Wong also unveiled “more progressive” vehicle taxes affecting the top one-third of car buyers that would generate S$200 million in additional revenue per year.
“Our system is based on collective responsibility,” he said. “Everyone contributes something, but those who are better off contribute more.”
This comes on top of changes in last year’s fiscal policy that already increased taxes for wealthier Singaporeans in their income and property and luxury car purchases.
The city-state also intends to implement a domestic top-up tax to bring taxes for large corporations to 15% by 2025. This is to meet pillar 2 of the Organisation for Economic Co-operation and Development’s base erosion and profit shifting (BEPS) 2.0 framework.
Wong said global developments on BEPS 2.0 are fluid and Singapore would monitor it. “If there are additional delays, we will adjust our implementation timeline,” said Wong.
SUPPORT PACKAGE
Wong said Singapore must brace for higher inflation but added that the government would help citizens and businesses weather cost pressures.
The government will enhance a support package to help Singaporeans offset a recent sales tax hike from S$6.6 billion ($4.97 billion) to S$9.6 billion.
The second step of a scheduled sales tax hike would go ahead as planned in 2024. The sales tax will increase to 9% next January, after increasing from 7% to the current 8% on Jan. 1 this year.

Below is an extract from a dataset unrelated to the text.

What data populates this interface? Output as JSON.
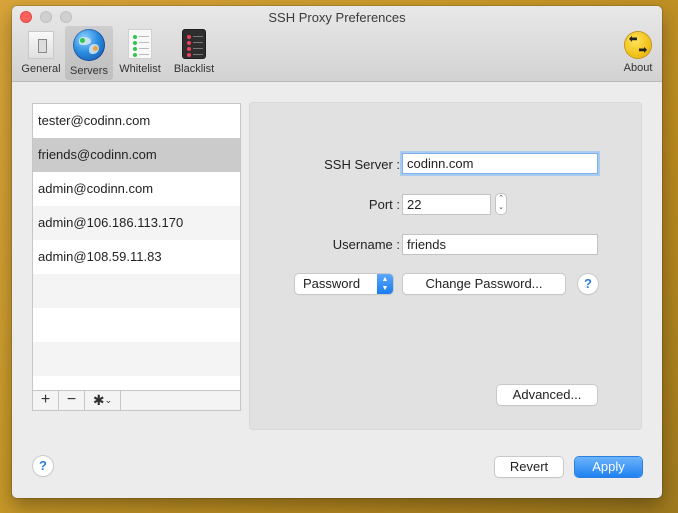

Wong said this would offset all the spending increases lower-income households face due to inflation and the sales tax hike, while “substantially covering” spending increases for middle-income households.
“Budget FY2023 is planned around a balanced budget, said Maybank analyst Chua Hak Bin.
“There is greater fiscal space in budget FY2023 to allow for more top-ups to endowment and trust funds for medium-term objectives compared to last year’s budget, which was more constrained because of the COVID relief measures.”
Singapore’s 2023 core inflation is forecast at 3.5%-4.5% and headline inflation at 5.5%–6.5%.
For 2022 as a whole, core inflation averaged 4.1%, higher than the 0.9% recorded in 2021. Meanwhile, headline inflation came in at 6.1% last year, up from 2.3% in 2021.